Si va appena fuori dal paese, da Giovanni, divenuto apicoltore, che è sempre felice di raccontare una storia, quella di una piccola ape che spiega a un elfo la delicatezza di una fragolina di bosco. Con Marco e Annalisa, felici per la lezione che si sta svolgendo, che lascerà un messaggio buono e importante ai i bimbi che ascoltano attenti e sorridono quando Giovanni spiega che l’ape raccoglie il polline della Valeriana per calmarsi. Magari hanno sentito qualcosa del genere da un genitore che fatica a prendere sonno e la cosa li diverte sempre. Poi però capiscono che c’è qualcosa che non va nel fatto che le api siano sempre meno. La visita dal simpatico apicoltore, con le sue arnie dai tetti colorati in tinte pastello, chiarisce ogni dubbio e fa capire ai bimbi che le api non sono solo piccoli insetti gialli e neri che ogni tanto punzecchiano qualche manina troppo curiosa. Sono anche un elemento fondamentale per garantire alla natura di continuare ad esistere come la conosciamo.
Alla fine della lezione, Giovanni saluta i suoi piccoli visitatori. Li immagina andare a giocare ai giardinetti del paese come faceva lui, assieme ai suoi amici.
Quando se ne vanno via, lui parte, sempre a piedi e sempre a passo spedito, verso il Borgo Antico del paese. Un saluto a Paolo che ora vende il miele delle sue api nel negozietto che ha acquistato e riempito di cose buone, proprio al Poggiolo, il quartiere dove lui è nato.

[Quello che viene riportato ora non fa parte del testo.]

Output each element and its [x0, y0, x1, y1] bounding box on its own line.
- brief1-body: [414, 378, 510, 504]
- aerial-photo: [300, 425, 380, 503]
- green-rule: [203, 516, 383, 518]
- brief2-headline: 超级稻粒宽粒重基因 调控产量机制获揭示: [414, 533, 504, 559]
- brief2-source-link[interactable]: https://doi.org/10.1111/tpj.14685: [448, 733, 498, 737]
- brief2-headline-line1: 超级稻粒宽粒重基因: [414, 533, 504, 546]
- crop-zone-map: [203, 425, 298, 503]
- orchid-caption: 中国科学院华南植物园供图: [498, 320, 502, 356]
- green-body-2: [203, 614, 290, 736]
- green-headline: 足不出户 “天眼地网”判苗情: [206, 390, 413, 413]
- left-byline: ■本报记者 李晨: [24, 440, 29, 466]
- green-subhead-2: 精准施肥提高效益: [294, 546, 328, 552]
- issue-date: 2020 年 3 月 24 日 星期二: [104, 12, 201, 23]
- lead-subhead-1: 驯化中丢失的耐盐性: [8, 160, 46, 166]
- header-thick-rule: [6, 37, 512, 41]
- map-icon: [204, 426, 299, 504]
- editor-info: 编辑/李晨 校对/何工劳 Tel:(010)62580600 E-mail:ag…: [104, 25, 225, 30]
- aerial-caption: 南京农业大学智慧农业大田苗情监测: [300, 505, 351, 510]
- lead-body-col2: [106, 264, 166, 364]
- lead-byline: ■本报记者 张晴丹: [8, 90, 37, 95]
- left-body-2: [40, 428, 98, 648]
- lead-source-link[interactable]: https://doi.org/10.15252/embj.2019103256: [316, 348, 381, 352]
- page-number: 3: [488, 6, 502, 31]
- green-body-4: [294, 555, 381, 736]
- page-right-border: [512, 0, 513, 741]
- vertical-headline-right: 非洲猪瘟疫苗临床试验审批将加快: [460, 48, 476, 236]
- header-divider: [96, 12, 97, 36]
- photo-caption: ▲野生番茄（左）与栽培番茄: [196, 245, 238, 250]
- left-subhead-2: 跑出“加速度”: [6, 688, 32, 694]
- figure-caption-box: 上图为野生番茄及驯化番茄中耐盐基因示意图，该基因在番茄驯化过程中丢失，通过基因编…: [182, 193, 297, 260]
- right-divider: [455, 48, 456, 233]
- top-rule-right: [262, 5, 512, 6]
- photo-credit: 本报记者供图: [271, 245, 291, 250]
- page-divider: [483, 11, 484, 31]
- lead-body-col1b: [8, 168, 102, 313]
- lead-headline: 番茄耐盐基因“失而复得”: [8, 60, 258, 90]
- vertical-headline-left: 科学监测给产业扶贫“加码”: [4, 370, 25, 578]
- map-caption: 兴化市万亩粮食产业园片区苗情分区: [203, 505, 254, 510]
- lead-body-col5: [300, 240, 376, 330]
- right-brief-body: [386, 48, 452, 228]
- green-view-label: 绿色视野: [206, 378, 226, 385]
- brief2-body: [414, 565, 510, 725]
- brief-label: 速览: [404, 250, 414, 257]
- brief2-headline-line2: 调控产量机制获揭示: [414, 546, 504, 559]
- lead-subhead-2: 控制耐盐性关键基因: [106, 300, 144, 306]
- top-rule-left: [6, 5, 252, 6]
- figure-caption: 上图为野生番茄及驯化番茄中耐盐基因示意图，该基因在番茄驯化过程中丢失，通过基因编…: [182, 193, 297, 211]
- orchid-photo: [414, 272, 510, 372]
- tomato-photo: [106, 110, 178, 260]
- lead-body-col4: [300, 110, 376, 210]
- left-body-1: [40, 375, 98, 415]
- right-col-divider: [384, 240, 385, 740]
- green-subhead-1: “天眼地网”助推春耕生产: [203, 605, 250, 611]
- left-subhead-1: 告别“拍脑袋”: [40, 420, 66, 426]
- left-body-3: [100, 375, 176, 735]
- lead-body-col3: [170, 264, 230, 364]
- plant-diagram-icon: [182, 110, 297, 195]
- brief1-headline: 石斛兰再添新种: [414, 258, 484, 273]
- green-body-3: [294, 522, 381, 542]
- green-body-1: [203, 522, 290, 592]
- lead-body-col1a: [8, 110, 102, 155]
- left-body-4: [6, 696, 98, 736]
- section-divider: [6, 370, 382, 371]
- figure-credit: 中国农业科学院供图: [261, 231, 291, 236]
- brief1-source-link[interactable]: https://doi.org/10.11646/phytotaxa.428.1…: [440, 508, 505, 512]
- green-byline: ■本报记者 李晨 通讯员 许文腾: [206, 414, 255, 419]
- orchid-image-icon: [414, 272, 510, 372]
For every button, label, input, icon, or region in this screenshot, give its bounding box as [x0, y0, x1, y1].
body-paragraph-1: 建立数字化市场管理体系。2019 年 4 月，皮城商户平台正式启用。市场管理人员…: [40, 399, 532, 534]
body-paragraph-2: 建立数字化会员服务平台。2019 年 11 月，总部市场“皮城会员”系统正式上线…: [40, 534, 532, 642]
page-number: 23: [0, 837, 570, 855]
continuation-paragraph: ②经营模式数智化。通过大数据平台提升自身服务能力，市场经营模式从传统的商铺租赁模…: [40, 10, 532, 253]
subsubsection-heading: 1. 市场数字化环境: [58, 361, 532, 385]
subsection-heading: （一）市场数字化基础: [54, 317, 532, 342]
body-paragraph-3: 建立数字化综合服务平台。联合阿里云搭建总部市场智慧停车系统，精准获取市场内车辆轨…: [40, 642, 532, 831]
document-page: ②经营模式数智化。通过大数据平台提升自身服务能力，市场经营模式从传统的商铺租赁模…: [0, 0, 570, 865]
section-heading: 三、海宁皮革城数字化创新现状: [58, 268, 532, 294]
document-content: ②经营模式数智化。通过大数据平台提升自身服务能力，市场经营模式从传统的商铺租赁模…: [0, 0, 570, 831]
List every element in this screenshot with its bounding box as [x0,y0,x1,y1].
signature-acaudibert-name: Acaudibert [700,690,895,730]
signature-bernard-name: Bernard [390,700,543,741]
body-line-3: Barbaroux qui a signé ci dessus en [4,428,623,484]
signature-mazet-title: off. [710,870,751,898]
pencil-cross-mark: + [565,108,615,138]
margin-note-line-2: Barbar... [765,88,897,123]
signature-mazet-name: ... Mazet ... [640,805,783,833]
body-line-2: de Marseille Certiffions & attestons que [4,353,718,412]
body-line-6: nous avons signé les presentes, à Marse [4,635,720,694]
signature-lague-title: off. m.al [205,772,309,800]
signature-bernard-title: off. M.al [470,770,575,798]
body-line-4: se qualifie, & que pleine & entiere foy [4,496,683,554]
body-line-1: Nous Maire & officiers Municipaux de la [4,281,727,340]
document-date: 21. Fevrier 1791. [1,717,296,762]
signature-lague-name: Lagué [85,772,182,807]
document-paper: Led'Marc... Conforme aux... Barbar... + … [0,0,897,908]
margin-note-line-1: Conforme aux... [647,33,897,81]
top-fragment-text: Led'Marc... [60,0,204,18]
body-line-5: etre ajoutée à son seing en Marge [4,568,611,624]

Poi, va a sedersi sotto al ponte sul Rio San Mauro, quel ponte di pietra che è sempre al suo posto, anche dopo tutti quegli anni. Chissà se quel giorno il vecchissimo Gyblos o qualche altro elfo dei boschi sarebbe passato da quelle parti. Non aveva mai rivelato a nessuno il suo segreto ma, ogni volta che andava a sedersi lì, continuava ad avere in tasca un pezzetto di pane e cacao. Il suo segreto è ancora troppo bello.